Dozens of Democrats in the state Senate support creating a COVID-19 Health Registry.

Introduced last month in the Senate by Sen. Brad Hoylman, D-New York City, S.5927 has 22 Democrat co-sponsors. Hoylman proposes to amend the state Public Health Law to establish the registry to track the long-term health impacts and outcomes of volunteer enrollees who have been infected with COVID-19.

The state Health Department would be able to periodically survey those who enroll in the registry and to share survey data or other registry information with researchers for the purpose of medical, public health or other scientific research; and providing enrollees with information about COVID-19-related health studies, programs, benefits and other relevant information. Any data shared by the registry with researchers must comply with confidentiality requirements and be conditioned on the free public accessibility of any resulting public studies, reports or findings.

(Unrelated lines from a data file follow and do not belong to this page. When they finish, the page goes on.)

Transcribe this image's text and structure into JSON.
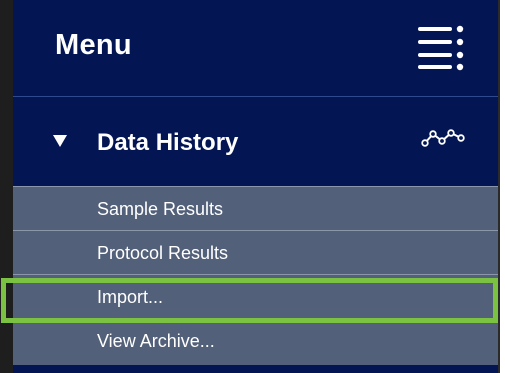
{
  "menu": {
    "title": "Menu",
    "toggle_icon": "hamburger-menu-icon"
  },
  "section": {
    "label": "Data History",
    "expanded": true,
    "expand_icon": "caret-down-icon",
    "icon": "trend-line-icon"
  },
  "items": [
    {
      "label": "Sample Results"
    },
    {
      "label": "Protocol Results"
    },
    {
      "label": "Import...",
      "highlighted": true
    },
    {
      "label": "View Archive..."
    }
  ],
  "colors": {
    "panel_bg": "#041553",
    "item_bg": "#536079",
    "item_divider": "#8b96ab",
    "highlight": "#7cc242",
    "text": "#ffffff"
  }
}
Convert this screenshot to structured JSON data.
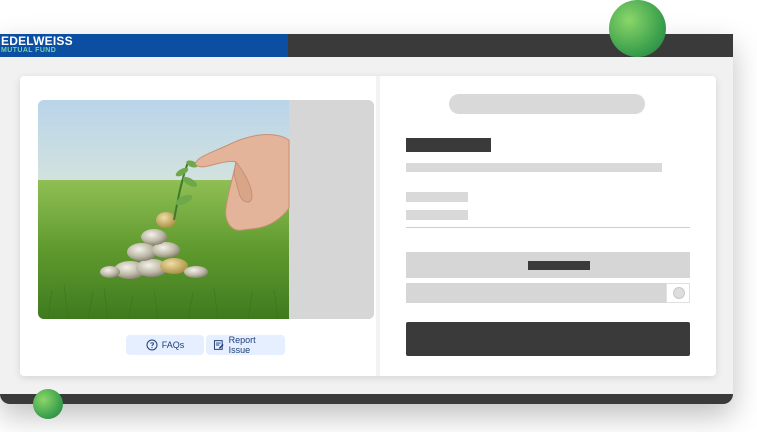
{
  "brand": {
    "name": "EDELWEISS",
    "subtitle": "MUTUAL FUND",
    "colors": {
      "bar": "#0b4ea2",
      "subtitle": "#6fd3a8"
    }
  },
  "hero": {
    "image": "hand-planting-seedling-on-coins",
    "icon": "growth-illustration"
  },
  "footer_links": {
    "faqs": {
      "label": "FAQs",
      "icon": "question-circle-icon"
    },
    "report": {
      "label": "Report Issue",
      "icon": "edit-note-icon"
    }
  },
  "theme": {
    "accent_green": "#3fa34d",
    "skeleton": "#d9d9d9",
    "skeleton_dark": "#3a3a3a",
    "chip_bg": "#e6efff"
  }
}
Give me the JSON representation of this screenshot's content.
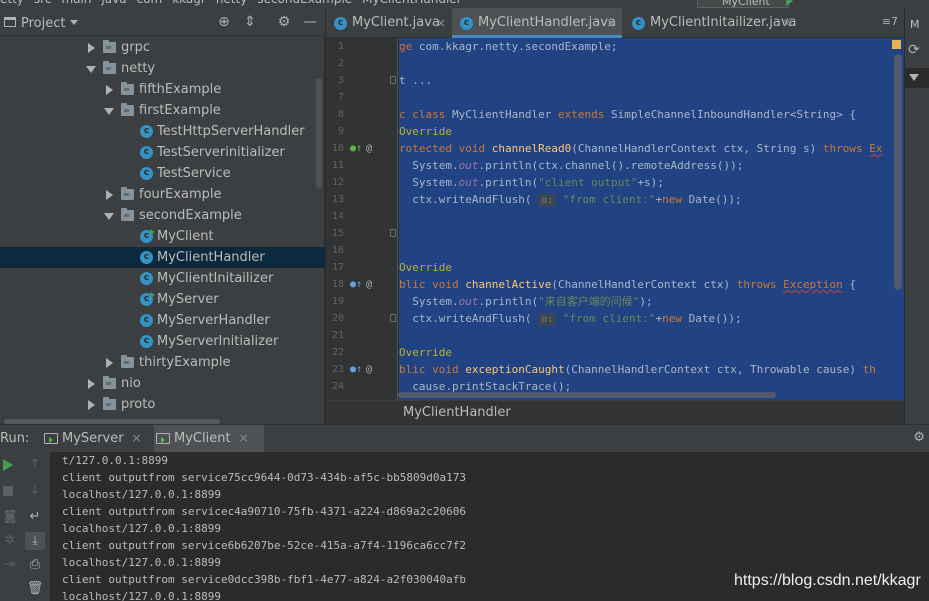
{
  "crumbs": [
    "etty",
    "src",
    "main",
    "java",
    "com",
    "kkagr",
    "netty",
    "secondExample",
    "MyClientHandler"
  ],
  "run_config": "MyClient",
  "project": {
    "title": "Project",
    "tree": [
      {
        "label": "grpc",
        "kind": "folder",
        "state": "collapsed",
        "depth": 1
      },
      {
        "label": "netty",
        "kind": "folder",
        "state": "expanded",
        "depth": 1
      },
      {
        "label": "fifthExample",
        "kind": "folder",
        "state": "collapsed",
        "depth": 2
      },
      {
        "label": "firstExample",
        "kind": "folder",
        "state": "expanded",
        "depth": 2
      },
      {
        "label": "TestHttpServerHandler",
        "kind": "class",
        "depth": 3
      },
      {
        "label": "TestServerinitializer",
        "kind": "class",
        "depth": 3
      },
      {
        "label": "TestService",
        "kind": "class",
        "depth": 3
      },
      {
        "label": "fourExample",
        "kind": "folder",
        "state": "collapsed",
        "depth": 2
      },
      {
        "label": "secondExample",
        "kind": "folder",
        "state": "expanded",
        "depth": 2
      },
      {
        "label": "MyClient",
        "kind": "class-run",
        "depth": 3
      },
      {
        "label": "MyClientHandler",
        "kind": "class",
        "depth": 3,
        "selected": true
      },
      {
        "label": "MyClientInitailizer",
        "kind": "class",
        "depth": 3
      },
      {
        "label": "MyServer",
        "kind": "class-run",
        "depth": 3
      },
      {
        "label": "MyServerHandler",
        "kind": "class",
        "depth": 3
      },
      {
        "label": "MyServerInitializer",
        "kind": "class",
        "depth": 3
      },
      {
        "label": "thirtyExample",
        "kind": "folder",
        "state": "collapsed",
        "depth": 2
      },
      {
        "label": "nio",
        "kind": "folder",
        "state": "collapsed",
        "depth": 1
      },
      {
        "label": "proto",
        "kind": "folder",
        "state": "collapsed",
        "depth": 1
      }
    ]
  },
  "tabs": [
    {
      "label": "MyClient.java",
      "active": false
    },
    {
      "label": "MyClientHandler.java",
      "active": true
    },
    {
      "label": "MyClientInitailizer.java",
      "active": false
    }
  ],
  "tabs_more": "≡7",
  "editor": {
    "line_numbers": [
      "1",
      "2",
      "3",
      "7",
      "8",
      "9",
      "10",
      "11",
      "12",
      "13",
      "14",
      "15",
      "16",
      "17",
      "18",
      "19",
      "20",
      "21",
      "22",
      "23",
      "24"
    ],
    "lines": [
      [
        {
          "t": "ge ",
          "c": "kw"
        },
        {
          "t": "com.kkagr.netty.secondExample;",
          "c": ""
        }
      ],
      [],
      [
        {
          "t": "t ...",
          "c": ""
        }
      ],
      [],
      [
        {
          "t": "c ",
          "c": "kw"
        },
        {
          "t": "class ",
          "c": "kw"
        },
        {
          "t": "MyClientHandler ",
          "c": ""
        },
        {
          "t": "extends ",
          "c": "kw"
        },
        {
          "t": "SimpleChannelInboundHandler<String> {",
          "c": ""
        }
      ],
      [
        {
          "t": "Override",
          "c": "ann"
        }
      ],
      [
        {
          "t": "rotected ",
          "c": "kw"
        },
        {
          "t": "void ",
          "c": "kw"
        },
        {
          "t": "channelRead0",
          "c": "fn"
        },
        {
          "t": "(ChannelHandlerContext ctx, String s) ",
          "c": ""
        },
        {
          "t": "throws ",
          "c": "kw"
        },
        {
          "t": "Ex",
          "c": "err"
        }
      ],
      [
        {
          "t": "  System.",
          "c": ""
        },
        {
          "t": "out",
          "c": "fld"
        },
        {
          "t": ".println(ctx.channel().remoteAddress());",
          "c": ""
        }
      ],
      [
        {
          "t": "  System.",
          "c": ""
        },
        {
          "t": "out",
          "c": "fld"
        },
        {
          "t": ".println(",
          "c": ""
        },
        {
          "t": "\"client output\"",
          "c": "st"
        },
        {
          "t": "+s);",
          "c": ""
        }
      ],
      [
        {
          "t": "  ctx.writeAndFlush( ",
          "c": ""
        },
        {
          "t": "o:",
          "c": "hint"
        },
        {
          "t": " ",
          "c": ""
        },
        {
          "t": "\"from client:\"",
          "c": "st"
        },
        {
          "t": "+",
          "c": ""
        },
        {
          "t": "new ",
          "c": "kw"
        },
        {
          "t": "Date());",
          "c": ""
        }
      ],
      [],
      [],
      [],
      [
        {
          "t": "Override",
          "c": "ann"
        }
      ],
      [
        {
          "t": "blic ",
          "c": "kw"
        },
        {
          "t": "void ",
          "c": "kw"
        },
        {
          "t": "channelActive",
          "c": "fn"
        },
        {
          "t": "(ChannelHandlerContext ctx) ",
          "c": ""
        },
        {
          "t": "throws ",
          "c": "kw"
        },
        {
          "t": "Exception",
          "c": "err"
        },
        {
          "t": " {",
          "c": ""
        }
      ],
      [
        {
          "t": "  System.",
          "c": ""
        },
        {
          "t": "out",
          "c": "fld"
        },
        {
          "t": ".println(",
          "c": ""
        },
        {
          "t": "\"来自客户端的问候\"",
          "c": "st"
        },
        {
          "t": ");",
          "c": ""
        }
      ],
      [
        {
          "t": "  ctx.writeAndFlush( ",
          "c": ""
        },
        {
          "t": "o:",
          "c": "hint"
        },
        {
          "t": " ",
          "c": ""
        },
        {
          "t": "\"from client:\"",
          "c": "st"
        },
        {
          "t": "+",
          "c": ""
        },
        {
          "t": "new ",
          "c": "kw"
        },
        {
          "t": "Date());",
          "c": ""
        }
      ],
      [],
      [
        {
          "t": "Override",
          "c": "ann"
        }
      ],
      [
        {
          "t": "blic ",
          "c": "kw"
        },
        {
          "t": "void ",
          "c": "kw"
        },
        {
          "t": "exceptionCaught",
          "c": "fn"
        },
        {
          "t": "(ChannelHandlerContext ctx, Throwable cause) ",
          "c": ""
        },
        {
          "t": "th",
          "c": "kw"
        }
      ],
      [
        {
          "t": "  cause.printStackTrace();",
          "c": ""
        }
      ]
    ]
  },
  "editor_breadcrumb": "MyClientHandler",
  "right_strip": {
    "label": "M"
  },
  "run": {
    "label": "Run:",
    "tabs": [
      {
        "label": "MyServer",
        "active": false
      },
      {
        "label": "MyClient",
        "active": true
      }
    ],
    "output": [
      "t/127.0.0.1:8899",
      "client outputfrom service75cc9644-0d73-434b-af5c-bb5809d0a173",
      "localhost/127.0.0.1:8899",
      "client outputfrom servicec4a90710-75fb-4371-a224-d869a2c20606",
      "localhost/127.0.0.1:8899",
      "client outputfrom service6b6207be-52ce-415a-a7f4-1196ca6cc7f2",
      "localhost/127.0.0.1:8899",
      "client outputfrom service0dcc398b-fbf1-4e77-a824-a2f030040afb",
      "localhost/127.0.0.1:8899"
    ]
  },
  "watermark": "https://blog.csdn.net/kkagr"
}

“The sudden emergence and rapid spread of COVID-19 around the world has led to an evolving understanding of the transmissibility, virulence and symptoms of the virus by scientists and public health experts that continues to this day,” Hoylman wrote in his legislative justification. “Questions remain as to why approximately 80% of those infected with COVID-19 experience mild to no symptoms, while the remainder experience a more severe response that can result in hospitalization or death, and weeks-long recoveries for those who survive.”

The state Health Department would have to issue annual reports on the registry, with the first such report including strategies for implementation of the registry and promotion of the registry to the general public, with a particular focus on enrollees belonging to racial and ethnic groups that have been disproportionately impacted by the COVID-19 pandemic. Subsequent annual reports would include findings of any surveys conducted by Health Department, the findings of any scientific studies, papers or reports produced using data or information collected in the registry, and recommendations for state action to address health issues or trends.

“There is also growing awareness and concern about post-acute COVID-19 syndrome, sometimes referred to as ‘long COVID,’ in which a small but significant percentage of patients experience persistent symptoms weeks or months after recovering from their initial infection,” Hoylman wrote. “It is vital that the state of New York commit to monitoring and tracking the long-term health impacts of COVID-19, even as effective vaccines become more widely available. The establishment of a voluntary registry of New Yorkers who survived COVID-19 infection holds the promise of providing public health experts with a database of information that may lead to a better understanding of trends in long-term illness and recovery, and the needs of survivors, particularly those suffering from post-acute COVID-19 syndrome.”

Companion legislation has not yet been introduced in the state Assembly.